H0: there is no association between diet and getting a heart attack H1: there is association between diet and getting a heart attack
heart_attack_factor = factor(data$Heart_Attack)
diet_factor = factor(data$Diet)
chi_results <- chisq.test(heart_attack_factor, diet_factor, correct = TRUE)
chi_results
##
## Pearson's Chi-squared test
##
## data: heart_attack_factor and diet_factor
## X-squared = 1.0572, df = 2, p-value = 0.5894
We cannot reject the H0 assumptions are met (Assumptions:1. The observations are independent of each other. All expected frequencies are greater than 5. In larger contingency tables (at least one categorical variable has more than two categories), up to 20% of the expected frequencies can lie between 1 and 5, but this reduces the power of the test)
chi_results$observed
## diet_factor
## heart_attack_factor Healthy Mixed Unhealthy
## False 17458 13372 13289
## True 2331 1813 1737
chi_results$expected
## diet_factor
## heart_attack_factor Healthy Mixed Unhealthy
## False 17461.418 13398.94 13258.642
## True 2327.582 1786.06 1767.358
residuals=chi_results$stdres
residuals
## diet_factor
## heart_attack_factor Healthy Mixed Unhealthy
## False -0.09702224 -0.81325814 0.91917270
## True 0.09702224 0.81325814 -0.91917270
library(effectsize)
cramers_v(heart_attack_factor, diet_factor)
## Cramer's V (adj.) | 95% CI
## --------------------------------
## 0.00 | [0.00, 1.00]
##
## - One-sided CIs: upper bound fixed at [1.00].
interpret_cramers_v(0.00)
## [1] "tiny"
## (Rules: funder2019)
observed <- chi_results$observed
expected <- chi_results$expected
freq_matrix <- rbind(observed, expected)
barplot(freq_matrix, beside = TRUE,
col = c("lightblue", "pink"),
legend = c("Observed", "Expected"),
main = "Observed vs. Expected Frequencies",
xlab = "Diet Categories",
ylab = "Frequency")
The observed and expected frequencies for diet are also visually
similar, supporting the conclusion that there is no significant
association in there.
Odds ratios were not calculated because they are only applicable to 2x2 contingency tables.

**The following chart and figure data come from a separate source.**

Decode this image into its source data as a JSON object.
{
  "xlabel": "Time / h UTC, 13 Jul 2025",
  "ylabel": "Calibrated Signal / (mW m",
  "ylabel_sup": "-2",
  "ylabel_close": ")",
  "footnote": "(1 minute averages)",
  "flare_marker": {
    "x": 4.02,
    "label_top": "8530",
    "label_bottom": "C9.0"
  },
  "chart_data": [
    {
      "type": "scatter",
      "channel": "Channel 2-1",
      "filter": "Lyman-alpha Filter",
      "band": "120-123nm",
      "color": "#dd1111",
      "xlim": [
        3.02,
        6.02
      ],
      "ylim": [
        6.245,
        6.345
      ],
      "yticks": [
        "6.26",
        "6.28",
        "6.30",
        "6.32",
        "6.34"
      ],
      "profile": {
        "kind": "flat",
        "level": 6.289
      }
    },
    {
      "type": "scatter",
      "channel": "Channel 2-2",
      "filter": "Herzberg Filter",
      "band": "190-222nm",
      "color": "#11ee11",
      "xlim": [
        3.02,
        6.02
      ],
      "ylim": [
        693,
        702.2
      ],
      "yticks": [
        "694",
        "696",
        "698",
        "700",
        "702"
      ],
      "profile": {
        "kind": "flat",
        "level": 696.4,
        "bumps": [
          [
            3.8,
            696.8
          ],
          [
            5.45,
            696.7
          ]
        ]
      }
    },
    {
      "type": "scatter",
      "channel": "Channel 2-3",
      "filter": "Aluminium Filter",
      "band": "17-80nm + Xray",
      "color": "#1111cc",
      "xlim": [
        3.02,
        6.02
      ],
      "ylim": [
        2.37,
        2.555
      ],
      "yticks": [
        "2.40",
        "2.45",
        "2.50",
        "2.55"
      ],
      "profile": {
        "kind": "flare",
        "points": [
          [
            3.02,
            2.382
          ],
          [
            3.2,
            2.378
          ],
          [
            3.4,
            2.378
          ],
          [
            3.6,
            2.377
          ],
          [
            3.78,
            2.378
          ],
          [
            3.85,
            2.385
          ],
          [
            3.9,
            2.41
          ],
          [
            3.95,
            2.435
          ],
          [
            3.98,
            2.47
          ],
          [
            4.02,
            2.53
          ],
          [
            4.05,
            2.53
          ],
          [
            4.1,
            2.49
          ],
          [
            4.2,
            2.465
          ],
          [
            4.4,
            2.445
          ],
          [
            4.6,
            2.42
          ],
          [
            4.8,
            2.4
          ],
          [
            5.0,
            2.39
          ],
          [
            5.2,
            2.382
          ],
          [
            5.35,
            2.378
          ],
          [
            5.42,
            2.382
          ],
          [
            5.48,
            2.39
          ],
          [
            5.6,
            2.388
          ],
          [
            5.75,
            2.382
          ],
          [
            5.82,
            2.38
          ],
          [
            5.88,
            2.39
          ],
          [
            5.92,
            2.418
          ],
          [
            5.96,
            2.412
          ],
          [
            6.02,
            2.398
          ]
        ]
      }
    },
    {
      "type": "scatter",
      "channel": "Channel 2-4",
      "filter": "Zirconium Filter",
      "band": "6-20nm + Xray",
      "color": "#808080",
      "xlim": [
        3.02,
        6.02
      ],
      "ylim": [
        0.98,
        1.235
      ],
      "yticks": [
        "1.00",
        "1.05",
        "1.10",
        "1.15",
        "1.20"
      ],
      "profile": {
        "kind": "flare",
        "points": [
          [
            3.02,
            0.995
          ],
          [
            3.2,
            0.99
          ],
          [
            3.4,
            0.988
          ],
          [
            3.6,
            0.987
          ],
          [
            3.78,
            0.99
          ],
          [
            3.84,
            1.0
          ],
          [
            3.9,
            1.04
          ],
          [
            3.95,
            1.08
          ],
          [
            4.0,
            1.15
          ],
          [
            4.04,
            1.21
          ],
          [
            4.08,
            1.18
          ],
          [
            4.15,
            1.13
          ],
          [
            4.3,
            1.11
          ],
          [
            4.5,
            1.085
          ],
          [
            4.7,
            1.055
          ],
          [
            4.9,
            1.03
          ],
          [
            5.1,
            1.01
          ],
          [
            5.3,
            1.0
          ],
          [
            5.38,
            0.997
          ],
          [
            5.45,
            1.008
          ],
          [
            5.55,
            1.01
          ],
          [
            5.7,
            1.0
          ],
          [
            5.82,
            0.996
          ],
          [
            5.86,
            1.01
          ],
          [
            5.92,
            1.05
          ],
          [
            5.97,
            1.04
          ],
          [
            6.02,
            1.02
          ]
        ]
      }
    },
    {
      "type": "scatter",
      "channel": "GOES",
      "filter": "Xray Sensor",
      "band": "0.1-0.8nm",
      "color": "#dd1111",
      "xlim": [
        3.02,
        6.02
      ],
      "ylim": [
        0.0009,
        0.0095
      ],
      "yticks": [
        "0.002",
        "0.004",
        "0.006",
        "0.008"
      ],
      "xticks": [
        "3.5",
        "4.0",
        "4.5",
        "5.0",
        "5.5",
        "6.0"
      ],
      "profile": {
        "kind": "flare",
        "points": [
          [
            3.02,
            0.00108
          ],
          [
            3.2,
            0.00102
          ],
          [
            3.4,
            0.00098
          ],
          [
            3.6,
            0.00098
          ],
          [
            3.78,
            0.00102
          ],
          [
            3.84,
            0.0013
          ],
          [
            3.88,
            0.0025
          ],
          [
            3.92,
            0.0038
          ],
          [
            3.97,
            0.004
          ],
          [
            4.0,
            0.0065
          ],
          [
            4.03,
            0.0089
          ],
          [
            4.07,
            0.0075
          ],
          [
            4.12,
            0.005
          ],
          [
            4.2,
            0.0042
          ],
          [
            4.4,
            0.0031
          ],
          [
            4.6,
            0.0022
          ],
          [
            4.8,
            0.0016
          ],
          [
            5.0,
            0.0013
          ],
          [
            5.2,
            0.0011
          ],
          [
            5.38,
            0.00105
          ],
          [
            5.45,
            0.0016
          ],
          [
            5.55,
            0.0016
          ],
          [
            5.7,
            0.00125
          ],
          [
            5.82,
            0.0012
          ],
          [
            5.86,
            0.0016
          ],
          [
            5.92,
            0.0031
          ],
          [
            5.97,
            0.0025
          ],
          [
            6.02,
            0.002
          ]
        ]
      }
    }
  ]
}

RQ3 conclusion: The p-value from the chi-square test (p-value = 0.5894) is greater than 0.05. This shows that there is no statistically significant association between diet and getting a heart attack. The effect size, as measured by Cramér’s V, is negligible (0.00), indicating no meaningful relationship between the variables. Standardized residuals also confirm the lack of strong deviations in observed vs. expected frequencies. Therfore we fail to reject the null hypothesis.
## 4. Conclusion
This analysis was investigating the relationship between smoking and heart rate, BMI and blood pressure, and diet and heart attack occurance. I have found that smoking significantly affects heart rate, BMI is moderately correlated with blood pressure, but diet does not show a significant association with getting a heart attack.